The Free State of Saxony
'Little Paris' and
'Florence on the Elbe'. Saxony is the most densely populated and most industrialized
of the new German states. More than one fifth of the region's 4.9 million inhabitants
live in Leipzig (508,000) and Dresden (488,000). Leipzig, famous for its international
industrial fair and referred to by Goethe as 'little Paris', was one of the main
centres of peaceful resistance to the Communist regime in East Germany. The 'Monday
demonstrations' in the city culminated on 9 October 1989 in the chant: 'We are
the people!' And Dresden, that 'pearl of baroque architecture' which was reduced
almost to ashes in the inferno of the 1945 bombings, has been made capital of
the restored 'Free State of Saxony'.
The Meissen porcelain factory has been producing its famous
merchandise continuously since 1710. The year before, Johann Friedrich Bottger
(1682-1719) had produced his formula for this 'white gold'. Also world-famous
are the wood carvings and pillow lace from the Erzgebirge.
Chemnitz, with its Technical University and research institutes,
focuses on mechanical engineering and, of late, micro-electronics. Zwickau is
a car manufacturing centre, though instead of the legendary Trabant ('Trabi')

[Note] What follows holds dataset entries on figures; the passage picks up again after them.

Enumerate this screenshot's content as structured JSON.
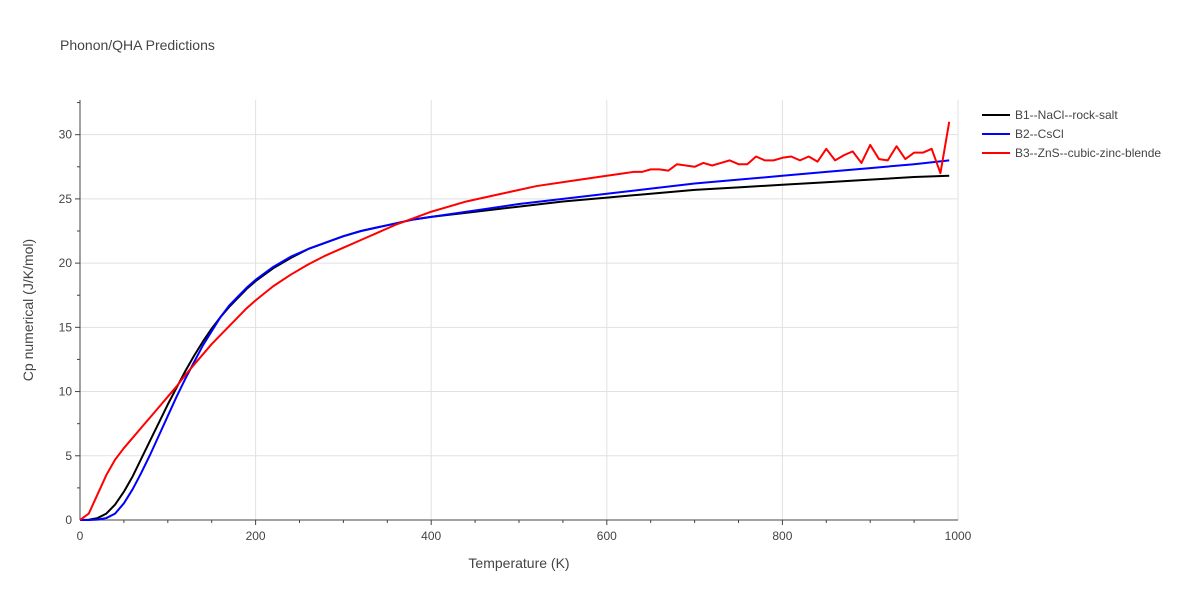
{
  "chart_data": {
    "type": "line",
    "title": "Phonon/QHA Predictions",
    "xlabel": "Temperature (K)",
    "ylabel": "Cp numerical (J/K/mol)",
    "xlim": [
      0,
      1000
    ],
    "ylim": [
      0,
      32.7
    ],
    "xticks": [
      0,
      200,
      400,
      600,
      800,
      1000
    ],
    "yticks": [
      0,
      5,
      10,
      15,
      20,
      25,
      30
    ],
    "grid": true,
    "legend_position": "top-right-outside",
    "series": [
      {
        "name": "B1--NaCl--rock-salt",
        "color": "#000000",
        "x": [
          0,
          10,
          20,
          30,
          40,
          50,
          60,
          70,
          80,
          90,
          100,
          110,
          120,
          130,
          140,
          150,
          160,
          170,
          180,
          190,
          200,
          220,
          240,
          260,
          280,
          300,
          320,
          340,
          360,
          380,
          400,
          450,
          500,
          550,
          600,
          650,
          700,
          750,
          800,
          850,
          900,
          950,
          990
        ],
        "y": [
          0,
          0.02,
          0.15,
          0.5,
          1.2,
          2.2,
          3.4,
          4.8,
          6.2,
          7.6,
          9.0,
          10.3,
          11.6,
          12.8,
          13.9,
          14.9,
          15.8,
          16.6,
          17.3,
          18.0,
          18.6,
          19.6,
          20.4,
          21.1,
          21.6,
          22.1,
          22.5,
          22.8,
          23.1,
          23.4,
          23.6,
          24.0,
          24.4,
          24.8,
          25.1,
          25.4,
          25.7,
          25.9,
          26.1,
          26.3,
          26.5,
          26.7,
          26.8
        ]
      },
      {
        "name": "B2--CsCl",
        "color": "#0000ff",
        "x": [
          0,
          10,
          20,
          30,
          40,
          50,
          60,
          70,
          80,
          90,
          100,
          110,
          120,
          130,
          140,
          150,
          160,
          170,
          180,
          190,
          200,
          220,
          240,
          260,
          280,
          300,
          320,
          340,
          360,
          380,
          400,
          450,
          500,
          550,
          600,
          650,
          700,
          750,
          800,
          850,
          900,
          950,
          990
        ],
        "y": [
          0,
          0,
          0.03,
          0.15,
          0.5,
          1.3,
          2.4,
          3.7,
          5.1,
          6.6,
          8.1,
          9.6,
          11.0,
          12.3,
          13.6,
          14.7,
          15.8,
          16.7,
          17.4,
          18.1,
          18.7,
          19.7,
          20.5,
          21.1,
          21.6,
          22.1,
          22.5,
          22.8,
          23.1,
          23.4,
          23.6,
          24.1,
          24.6,
          25.0,
          25.4,
          25.8,
          26.2,
          26.5,
          26.8,
          27.1,
          27.4,
          27.7,
          28.0
        ]
      },
      {
        "name": "B3--ZnS--cubic-zinc-blende",
        "color": "#ff0000",
        "x": [
          0,
          10,
          20,
          30,
          40,
          50,
          60,
          70,
          80,
          90,
          100,
          110,
          120,
          130,
          140,
          150,
          160,
          170,
          180,
          190,
          200,
          220,
          240,
          260,
          280,
          300,
          320,
          340,
          360,
          380,
          400,
          440,
          480,
          520,
          560,
          600,
          610,
          620,
          630,
          640,
          650,
          660,
          670,
          680,
          690,
          700,
          710,
          720,
          730,
          740,
          750,
          760,
          770,
          780,
          790,
          800,
          810,
          820,
          830,
          840,
          850,
          860,
          870,
          880,
          890,
          900,
          910,
          920,
          930,
          940,
          950,
          960,
          970,
          980,
          990
        ],
        "y": [
          0,
          0.5,
          2.0,
          3.5,
          4.7,
          5.6,
          6.4,
          7.2,
          8.0,
          8.8,
          9.6,
          10.4,
          11.3,
          12.1,
          12.9,
          13.7,
          14.4,
          15.1,
          15.8,
          16.5,
          17.1,
          18.2,
          19.1,
          19.9,
          20.6,
          21.2,
          21.8,
          22.4,
          23.0,
          23.5,
          24.0,
          24.8,
          25.4,
          26.0,
          26.4,
          26.8,
          26.9,
          27.0,
          27.1,
          27.1,
          27.3,
          27.3,
          27.2,
          27.7,
          27.6,
          27.5,
          27.8,
          27.6,
          27.8,
          28.0,
          27.7,
          27.7,
          28.3,
          28.0,
          28.0,
          28.2,
          28.3,
          28.0,
          28.3,
          27.9,
          28.9,
          28.0,
          28.4,
          28.7,
          27.8,
          29.2,
          28.1,
          28.0,
          29.1,
          28.1,
          28.6,
          28.6,
          28.9,
          27.0,
          31.0
        ]
      }
    ]
  }
}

Volkswagen's 'Polo' is now produced there. Leipzig, once Germany's most important
commercial centre and hub of the publishing world, continues to stage its international
trade fair, which makes it a gateway to Eastern Europe.
Dresden, popularly known as 'Florence on the Elbe', hopes
to be able to live up to its reputation as one of Germany's cultural centres.
It is still a leading city in the world of music, with the Opera House, built
in the Italian Renaissance style by Gottfried Semper in 1870-78, restored to its
former glory, the Staatskapelle, and the famous choir, the Kreuzchor. It is an
El Dorado of the visual arts with its extensive collections of precious stones,
pearls and works of art in the Grunes Gewolbe and its paintings by European masters
in the Gemaldegalerie Alte Meister.
The Elbe Sandstone Mountains in the 'Switzerland of Saxony'
is a popular holiday region, but not only on account of the ideal climbing conditions
it has to offer. Great efforts are being made to expand the tourist trade. An
'Erzgebirge Silver Route' is being developed which will lead visitors to 150 places
Creative energy and enterprising spirit. Saxony features
in many chapters of German cultural history. The works of Johann Sebastian Bach
(born in Eisenach in 1685) are traditionally performed by the St. Thomas's Choir
in Leipzig where he was cantor from 1723 until his death in 1750. Gottfried Wilhelm
Leibniz (1646-1716), philosopher, mathematician and diplomat, discovered the binary
number system and - independently of Newton - infinitesimal calculus. Gotthold
Ephraim Lessing (1729-1781) extolled in his drama 'Nathan the Wise' the virtues
of humanity and tolerance. Other sons of Saxony are the composers Robert Schumann
(1810-1856) and Richard Wagner (1813-1883).
Even when eastern Germany had a centrally planned economy
the Saxons retained their artistic and business sense. Now their characteristic
enterprise is beginning to reassert itself. Of the new federal states, this one
is considered to have the best economic prospects.